Mrs Bellingham, a director of Ipswich Town and chairman of a major liability and insurance firm, was told she must repaint part of her white Grade I listed home to match the colour of a neighbouring property.

But as it only affects the side of her house on Water Street, the Lady Street front will remain unchanged - prompting her to claim that Babergh is attempting to turn Lavenham into a “weird and wonderful version of Disneyworld”.

She said: “It's another example of the nanny state as far as I'm concerned. We think painting our home a silly colour just to keep some bureaucrats happy is a small price to pay.”

Richard Ward, chairman of the Suffolk Preservation Society, played down the furore surrounding the white cottage but admitted the colour was historic.

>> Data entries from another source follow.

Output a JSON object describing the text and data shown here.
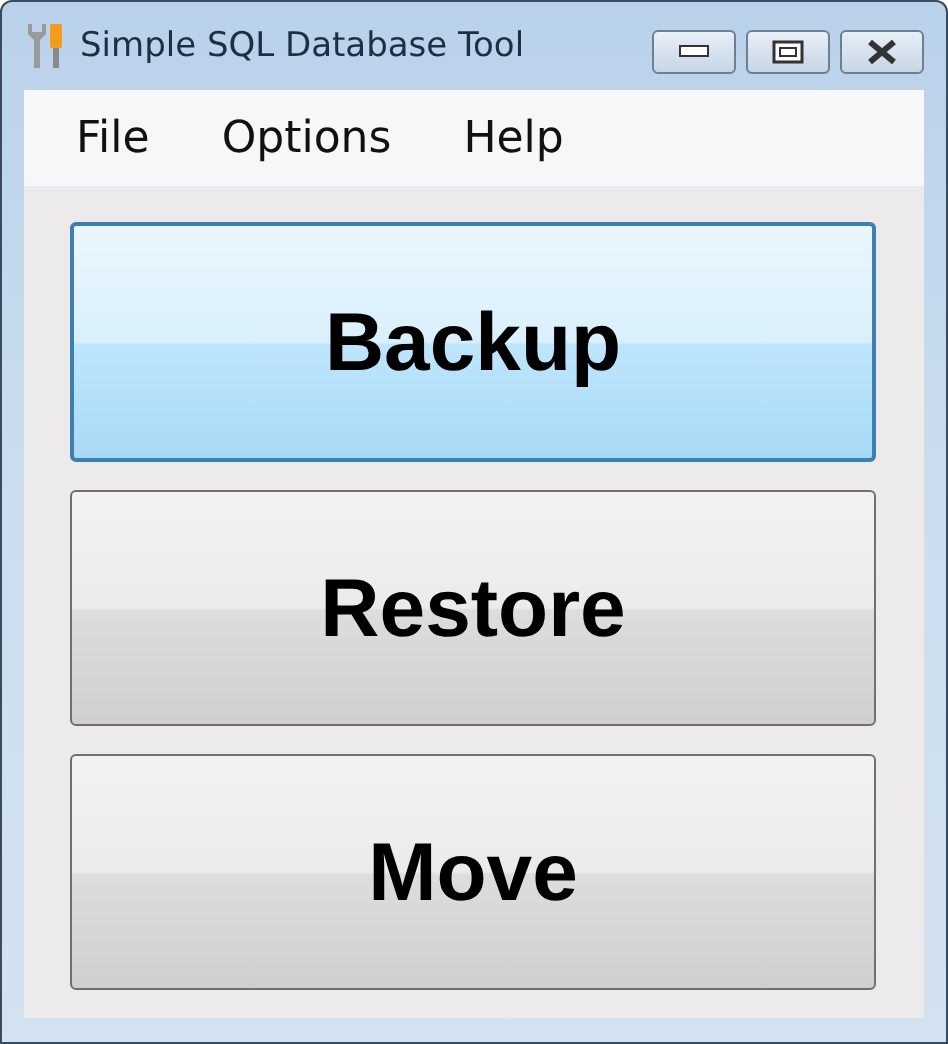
{
  "window": {
    "title": "Simple SQL Database Tool"
  },
  "menu": [
    {
      "label": "File"
    },
    {
      "label": "Options"
    },
    {
      "label": "Help"
    }
  ],
  "buttons": [
    {
      "label": "Backup",
      "focused": true
    },
    {
      "label": "Restore",
      "focused": false
    },
    {
      "label": "Move",
      "focused": false
    }
  ]
}
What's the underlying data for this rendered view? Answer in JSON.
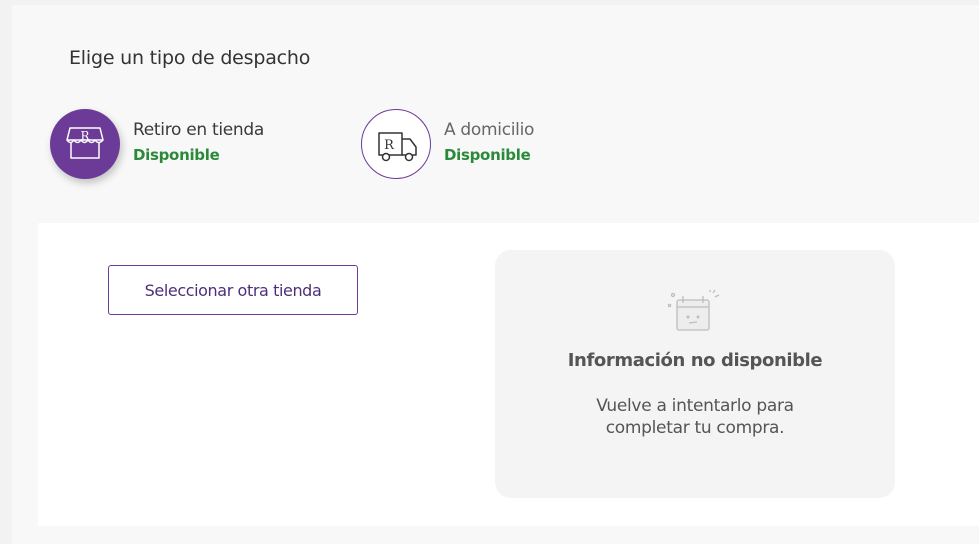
{
  "header": {
    "title": "Elige un tipo de despacho"
  },
  "shipping_options": [
    {
      "label": "Retiro en tienda",
      "status": "Disponible",
      "icon": "store-icon",
      "selected": true
    },
    {
      "label": "A domicilio",
      "status": "Disponible",
      "icon": "truck-icon",
      "selected": false
    }
  ],
  "store_selection": {
    "button_label": "Seleccionar otra tienda"
  },
  "info_card": {
    "icon": "sad-calendar-icon",
    "title": "Información no disponible",
    "message": "Vuelve a intentarlo para completar tu compra."
  },
  "colors": {
    "brand": "#6c3a97",
    "available": "#2a8a3a",
    "card_bg": "#f4f4f4"
  }
}
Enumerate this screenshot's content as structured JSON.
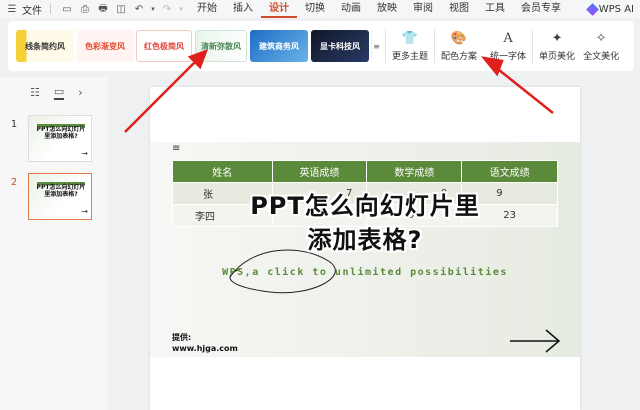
{
  "menubar": {
    "file_label": "文件",
    "tabs": [
      "开始",
      "插入",
      "设计",
      "切换",
      "动画",
      "放映",
      "审阅",
      "视图",
      "工具",
      "会员专享"
    ],
    "active_tab": "设计",
    "ai_label": "WPS AI"
  },
  "ribbon": {
    "themes": [
      "线条简约风",
      "色彩渐变风",
      "红色极简风",
      "清新弥散风",
      "建筑商务风",
      "显卡科技风"
    ],
    "buttons": {
      "more_themes": "更多主题",
      "color_scheme": "配色方案",
      "unify_font": "统一字体",
      "single_page_beautify": "单页美化",
      "full_beautify": "全文美化"
    }
  },
  "slides_panel": {
    "numbers": [
      "1",
      "2"
    ],
    "thumb_title": "PPT怎么向幻灯片里添加表格?",
    "current": "2"
  },
  "slide": {
    "table": {
      "headers": [
        "姓名",
        "英语成绩",
        "数学成绩",
        "语文成绩"
      ],
      "rows": [
        [
          "张",
          "7",
          "0",
          "9"
        ],
        [
          "李四",
          "79",
          "91",
          "23"
        ]
      ]
    },
    "title": "PPT怎么向幻灯片里添加表格?",
    "title_line1": "PPT怎么向幻灯片里",
    "title_line2": "添加表格?",
    "tagline": "WPS,a click to unlimited possibilities",
    "provider_label": "提供:",
    "provider_site": "www.hjga.com"
  },
  "colors": {
    "accent": "#d24b2c",
    "table_header": "#5a8a3a",
    "annotation_arrow": "#e0201c"
  }
}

He said: “Colour is so important to our environment but using it right is critical. When you go back to the 15th and 16th century diaries, a lot of people travelling through Suffolk refer to its white buildings. So colour is a relatively recent undertaking and owners must understand what they can use correctly.

“I think this generally highlights the need for listed building owners to speak to a council's conservation officer before they carry out any work to make sure what they are doing is right and the colours and materials are right.”

A spokesman for Babergh said they wanted to ensure numbers 7 to 9 Water Street had the same pale pink exterior colourwash as it was originally one complete building.